FIG. 2 is a schematic flow chart of a method for acoustic diagnosis in traditional Chinese medicine according to an embodiment of the present invention; the embodiment of the present application provides a method for acoustic diagnosis in traditional Chinese medicine, as shown in fig. 2, the method includes:
s101, voice signals of the pre-diagnosis case are obtained.
In the actual operation process, in order to avoid the influence of external noise and improve the diagnosis accuracy, the pre-diagnosis case can be in a quiet space and is at the same distance from the microphone or other sound acquisition devices, the sound wave amplitude is prevented from being weakened by the distance, the pre-diagnosis case reads the language on the specified template by the common Chinese language, the specified template can be a sentence consisting of ' palace, quotient, horn, vowel, feather and pinyin ' vowel ', the reading time can be generally set to three minutes in order to obtain more accurate diagnosis results, and in addition, the content of the specified template is beneficial to quantifying the extracted characteristic value and is convenient to classify.

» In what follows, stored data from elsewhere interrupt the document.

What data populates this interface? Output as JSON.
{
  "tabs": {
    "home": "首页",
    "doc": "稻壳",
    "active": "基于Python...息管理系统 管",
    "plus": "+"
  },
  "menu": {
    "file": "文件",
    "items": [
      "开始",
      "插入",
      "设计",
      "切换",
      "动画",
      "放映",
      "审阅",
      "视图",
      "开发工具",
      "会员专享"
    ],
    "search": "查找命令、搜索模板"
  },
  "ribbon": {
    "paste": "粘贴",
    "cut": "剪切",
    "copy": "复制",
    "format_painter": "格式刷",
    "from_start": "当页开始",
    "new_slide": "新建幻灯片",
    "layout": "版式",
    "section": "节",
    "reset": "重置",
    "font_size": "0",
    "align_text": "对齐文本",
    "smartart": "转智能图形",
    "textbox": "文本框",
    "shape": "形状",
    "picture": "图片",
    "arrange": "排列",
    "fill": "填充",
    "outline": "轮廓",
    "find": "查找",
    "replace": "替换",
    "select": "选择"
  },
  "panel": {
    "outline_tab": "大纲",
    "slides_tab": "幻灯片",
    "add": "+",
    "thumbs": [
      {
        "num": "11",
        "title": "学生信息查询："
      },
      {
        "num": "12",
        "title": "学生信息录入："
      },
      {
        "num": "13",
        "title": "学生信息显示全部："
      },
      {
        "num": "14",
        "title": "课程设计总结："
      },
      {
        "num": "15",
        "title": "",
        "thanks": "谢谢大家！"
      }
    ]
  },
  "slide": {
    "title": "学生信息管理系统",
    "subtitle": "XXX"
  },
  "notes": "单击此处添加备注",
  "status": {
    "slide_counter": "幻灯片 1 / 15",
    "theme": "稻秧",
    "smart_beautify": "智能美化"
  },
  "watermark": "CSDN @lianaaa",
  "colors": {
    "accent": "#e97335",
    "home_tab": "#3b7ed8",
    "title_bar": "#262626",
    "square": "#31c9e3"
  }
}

And S102, extracting characteristic information in the voice signal.
The method comprises the steps of extracting characteristic information such as amplitude information, frequency spectrum information and power information of a voice signal of a pre-diagnosis case, wherein the characteristic information in sentences is extracted, a section of sentences with stable tone can be selected for extraction, influence of external factors is avoided, and the power information is power spectrum information.

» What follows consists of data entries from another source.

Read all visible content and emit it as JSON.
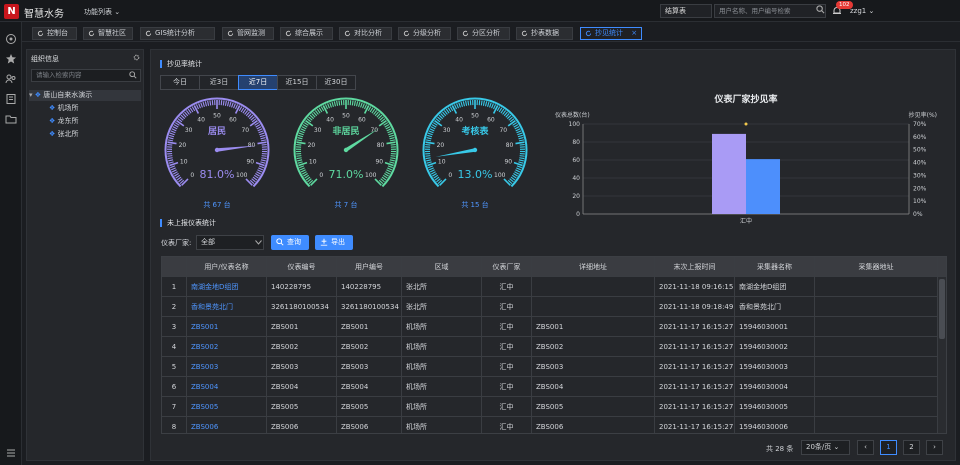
{
  "app": {
    "name": "智慧水务",
    "function_list": "功能列表 ⌄"
  },
  "topbar": {
    "dropdown": "结算表",
    "search_placeholder": "用户名称、用户编号检索",
    "badge": "102",
    "user": "zzg1 ⌄"
  },
  "tabs": [
    {
      "label": "控制台"
    },
    {
      "label": "智慧社区"
    },
    {
      "label": "GIS统计分析"
    },
    {
      "label": "管网监测"
    },
    {
      "label": "综合展示"
    },
    {
      "label": "对比分析"
    },
    {
      "label": "分级分析"
    },
    {
      "label": "分区分析"
    },
    {
      "label": "抄表数据"
    },
    {
      "label": "抄见统计",
      "close": "×"
    }
  ],
  "tree": {
    "title": "组织信息",
    "search_placeholder": "请输入检索内容",
    "root": "唐山自来水演示",
    "children": [
      "机场所",
      "龙东所",
      "张北所"
    ]
  },
  "main": {
    "section_rate": "抄见率统计",
    "ranges": [
      "今日",
      "近3日",
      "近7日",
      "近15日",
      "近30日"
    ],
    "active_range": "近7日",
    "gauges": [
      {
        "name": "居民",
        "value": "81.0%",
        "fraction": 0.81,
        "total": "共 67 台",
        "color": "#9b8cf0"
      },
      {
        "name": "非居民",
        "value": "71.0%",
        "fraction": 0.71,
        "total": "共 7 台",
        "color": "#5ed9a0"
      },
      {
        "name": "考核表",
        "value": "13.0%",
        "fraction": 0.13,
        "total": "共 15 台",
        "color": "#38c9e8"
      }
    ],
    "gauge_ticks": [
      "0",
      "10",
      "20",
      "30",
      "40",
      "50",
      "60",
      "70",
      "80",
      "90",
      "100"
    ],
    "section_unreported": "未上报仪表统计",
    "filter_label": "仪表厂家:",
    "filter_value": "全部",
    "query_button": "查询",
    "export_button": "导出"
  },
  "chart_data": {
    "type": "bar",
    "title": "仪表厂家抄见率",
    "ylabel_left": "仪表总数(台)",
    "ylabel_right": "抄见率(%)",
    "categories": [
      "汇中"
    ],
    "y_left_ticks": [
      "0",
      "20",
      "40",
      "60",
      "80",
      "100"
    ],
    "y_right_ticks": [
      "0%",
      "10%",
      "20%",
      "30%",
      "40%",
      "50%",
      "60%",
      "70%"
    ],
    "ylim_left": [
      0,
      100
    ],
    "ylim_right": [
      0,
      70
    ],
    "series": [
      {
        "values": [
          89
        ],
        "axis": "left",
        "color": "#a99bf5"
      },
      {
        "values": [
          61
        ],
        "axis": "left",
        "color": "#4d8ffc"
      }
    ],
    "point_marker": {
      "value": 70,
      "axis": "right",
      "color": "#f2c94c"
    }
  },
  "table": {
    "headers": [
      "",
      "用户/仪表名称",
      "仪表编号",
      "用户编号",
      "区域",
      "仪表厂家",
      "详细地址",
      "末次上报时间",
      "采集器名称",
      "采集器地址"
    ],
    "rows": [
      [
        "1",
        "南湖金地D组团",
        "140228795",
        "140228795",
        "张北所",
        "汇中",
        "",
        "2021-11-18 09:16:15",
        "南湖金地D组团",
        ""
      ],
      [
        "2",
        "香和景苑北门",
        "3261180100534",
        "3261180100534",
        "张北所",
        "汇中",
        "",
        "2021-11-18 09:18:49",
        "香和景苑北门",
        ""
      ],
      [
        "3",
        "ZBS001",
        "ZBS001",
        "ZBS001",
        "机场所",
        "汇中",
        "ZBS001",
        "2021-11-17 16:15:27",
        "15946030001",
        ""
      ],
      [
        "4",
        "ZBS002",
        "ZBS002",
        "ZBS002",
        "机场所",
        "汇中",
        "ZBS002",
        "2021-11-17 16:15:27",
        "15946030002",
        ""
      ],
      [
        "5",
        "ZBS003",
        "ZBS003",
        "ZBS003",
        "机场所",
        "汇中",
        "ZBS003",
        "2021-11-17 16:15:27",
        "15946030003",
        ""
      ],
      [
        "6",
        "ZBS004",
        "ZBS004",
        "ZBS004",
        "机场所",
        "汇中",
        "ZBS004",
        "2021-11-17 16:15:27",
        "15946030004",
        ""
      ],
      [
        "7",
        "ZBS005",
        "ZBS005",
        "ZBS005",
        "机场所",
        "汇中",
        "ZBS005",
        "2021-11-17 16:15:27",
        "15946030005",
        ""
      ],
      [
        "8",
        "ZBS006",
        "ZBS006",
        "ZBS006",
        "机场所",
        "汇中",
        "ZBS006",
        "2021-11-17 16:15:27",
        "15946030006",
        ""
      ]
    ]
  },
  "pagination": {
    "total": "共 28 条",
    "page_size": "20条/页 ⌄",
    "prev": "‹",
    "next": "›",
    "pages": [
      "1",
      "2"
    ],
    "current": "1"
  }
}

S103, comparing and matching the characteristic information of the pre-diagnosed case with the characteristic information of each case in the pre-stored case library.
And comparing the characteristic information of the pre-diagnosed case with the characteristic information of each case in the pre-stored case library by using a characteristic comparison method, and then matching according to a comparison result.
And S104, obtaining a diagnosis report of the pre-diagnosis case according to the comparison and matching result.
According to the comparison result of the characteristic information of the pre-diagnosis case, a diagnosis report of the characteristic information is obtained, and it should be noted that the diagnosis report may include a confirmed disease type and a suspected disease type.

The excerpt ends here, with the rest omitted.